Nord : jusqu’à 90 % d’aide pour prévenir le retrait-gonflement des argiles
Dans 217 communes du département, près de 80 000 ménages peuvent bénéficier d'un dispositif expérimental de prévention lancé par l'État.
L'État expérimente dans le Nord un fonds de prévention du retrait-gonflement des argiles. Diagnostic financé jusqu'à 90 %, travaux jusqu'à 80 %. Près de 80 000 ménages répartis dans 217 communes sont concernés, selon la préfecture du Nord.
L'essentiel
Ce qu'il faut retenir
- L'État expérimente ce fonds de prévention du RGA dans onze départements, dont le Nord, selon le ministère de la Transition écologique.
- 217 communes du Nord sont classées en zone d'exposition forte au risque, selon la préfecture du Nord.
- Près de 80 000 ménages propriétaires occupants sont potentiellement éligibles au dispositif.
- Le diagnostic de vulnérabilité peut être financé jusqu'à 90 %, les travaux préventifs jusqu'à 80 %.
- Un arrêté du 23 avril 2026 a élargi les critères d'accès, notamment aux maisons jusqu'à trois niveaux.
Un dispositif expérimental de prévention contre le retrait-gonflement des argiles (RGA) est déployé dans le Nord. L’annonce a été faite par la préfecture du Nord, qui a relayé l’information sur X et sur Facebook.
Un fonds piloté par la DDTM 59
Le dispositif est mis en œuvre localement par la direction départementale des territoires et de la mer (DDTM 59), en lien avec des conseillers de SOLIHA, selon la préfecture. Il s’inscrit dans une expérimentation nationale conduite par le ministère de la Transition écologique dans onze départements, dont le Nord.
Jusqu’à 90 % du diagnostic financé, 80 % des travaux
Pour les propriétaires occupants éligibles, l’aide couvre jusqu’à 90 % du coût du diagnostic de vulnérabilité de leur logement face au RGA, précise la préfecture du Nord. Les travaux préventifs recommandés à l’issue de ce diagnostic peuvent, eux, être financés jusqu’à 80 %. L’accompagnement des ménages dans les démarches est présenté comme gratuit.
Le retrait-gonflement des argiles se produit lorsque le sol argileux se dilate ou se rétracte selon son taux d’humidité, ce qui peut fragiliser les fondations des habitations. Ce phénomène, accentué par l’alternance de périodes de sécheresse et de pluies intenses, figure parmi les risques naturels les plus coûteux pour l’habitat en France.

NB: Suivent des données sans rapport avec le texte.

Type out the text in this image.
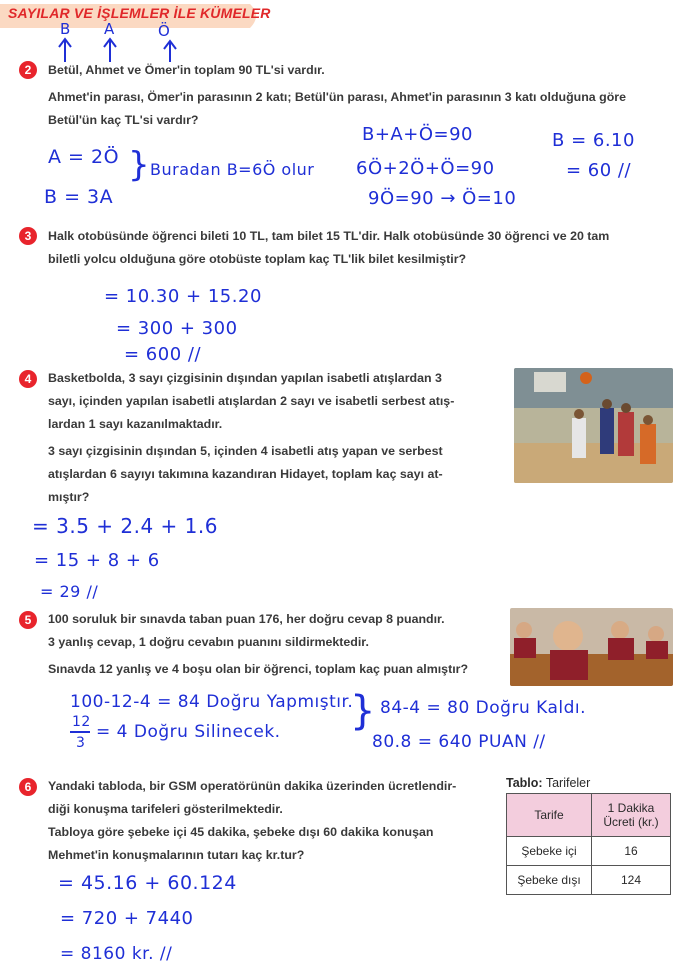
SAYILAR VE İŞLEMLER İLE KÜMELER
B A	Ö
2	Betül, Ahmet ve Ömer'in toplam 90 TL'si vardır.
Ahmet'in parası, Ömer'in parasının 2 katı; Betül'ün parası, Ahmet'in parasının 3 katı olduğuna göre
Betül'ün kaç TL'si vardır?
A = 2Ö
B = 3A
} Buradan B=6Ö olur
B+A+Ö=90
6Ö+2Ö+Ö=90
9Ö=90 → Ö=10
B = 6.10
= 60 //
3	Halk otobüsünde öğrenci bileti 10 TL, tam bilet 15 TL'dir. Halk otobüsünde 30 öğrenci ve 20 tam
biletli yolcu olduğuna göre otobüste toplam kaç TL'lik bilet kesilmiştir?
= 10.30 + 15.20
= 300 + 300
= 600 //
4	Basketbolda, 3 sayı çizgisinin dışından yapılan isabetli atışlardan 3
sayı, içinden yapılan isabetli atışlardan 2 sayı ve isabetli serbest atış-
lardan 1 sayı kazanılmaktadır.
3 sayı çizgisinin dışından 5, içinden 4 isabetli atış yapan ve serbest
atışlardan 6 sayıyı takımına kazandıran Hidayet, toplam kaç sayı at-
mıştır?
= 3.5 + 2.4 + 1.6
= 15 + 8 + 6
= 29 //
5	100 soruluk bir sınavda taban puan 176, her doğru cevap 8 puandır.
3 yanlış cevap, 1 doğru cevabın puanını sildirmektedir.
Sınavda 12 yanlış ve 4 boşu olan bir öğrenci, toplam kaç puan almıştır?
100-12-4 = 84 Doğru Yapmıştır.
12
3
= 4 Doğru Silinecek. } 84-4 = 80 Doğru Kaldı.
80.8 = 640 PUAN //
6	Yandaki tabloda, bir GSM operatörünün dakika üzerinden ücretlendir-
diği konuşma tarifeleri gösterilmektedir.
Tabloya göre şebeke içi 45 dakika, şebeke dışı 60 dakika konuşan
Mehmet'in konuşmalarının tutarı kaç kr.tur?
Tablo: Tarifeler
Tarife	1 Dakika
Ücreti (kr.)

Şebeke içi	16
Şebeke dışı	124
= 45.16 + 60.124
= 720 + 7440
= 8160 kr. //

217 communes et près de 80 000 ménages concernés
Selon la préfecture du Nord, 247 communes du département sont classées en zone d’exposition forte à ce risque. Près de 80 000 ménages propriétaires occupants pourraient être éligibles au dispositif. La liste précise des communes retenues n’a pas été détaillée dans l’annonce diffusée par la préfecture.
Un arrêté d’avril 2026 a élargi les critères
Un arrêté du 23 avril 2026 a assoupli les conditions d’accès au fonds de prévention, selon le ministère de la Transition écologique. Les maisons comptant jusqu’à trois niveaux peuvent désormais être concernées, et l’aide au diagnostic reste accessible même lorsque le logement présente déjà des fissures. Cet assouplissement vise à élargir le nombre de foyers pouvant solliciter l’accompagnement, sans attendre que les dégâts s’aggravent.
Contexte dans le Nord
Le Nord est un département densément peuplé, où l’habitat pavillonnaire individuel occupe une large part du parc de logements, notamment dans les zones périurbaines de la métropole lilloise et du bassin minier. Ce type de bâti, souvent construit sur des sols argileux, est particulièrement exposé au RGA. D’autres territoires font face à des enjeux liés aux aléas climatiques cet été : dans l’Orne, le préfet a renforcé les restrictions d’eau face à la sécheresse, tandis que des renforts de pompiers du Val-d’Oise sont partis lutter contre des feux de forêt dans le sud-ouest. Ces dispositifs, comme celui déployé dans le Nord, s’inscrivent dans une adaptation progressive des territoires aux effets du changement climatique sur l’habitat et les ressources.
La gouvernance de ce type de fonds expérimental repose souvent sur un pilotage préfectoral local, à l’image d’autres dispositifs récents pilotés par les services de l’État, comme le dispositif expérimental lancé au port de Guadeloupe concerne la lutte contre le narcotrafic.
La préfecture du Nord n’a pas précisé de calendrier de fin d’expérimentation ni de bilan intermédiaire. Les propriétaires souhaitant vérifier leur éligibilité sont invités à se renseigner auprès de la DDTM 59 ou de SOLIHA.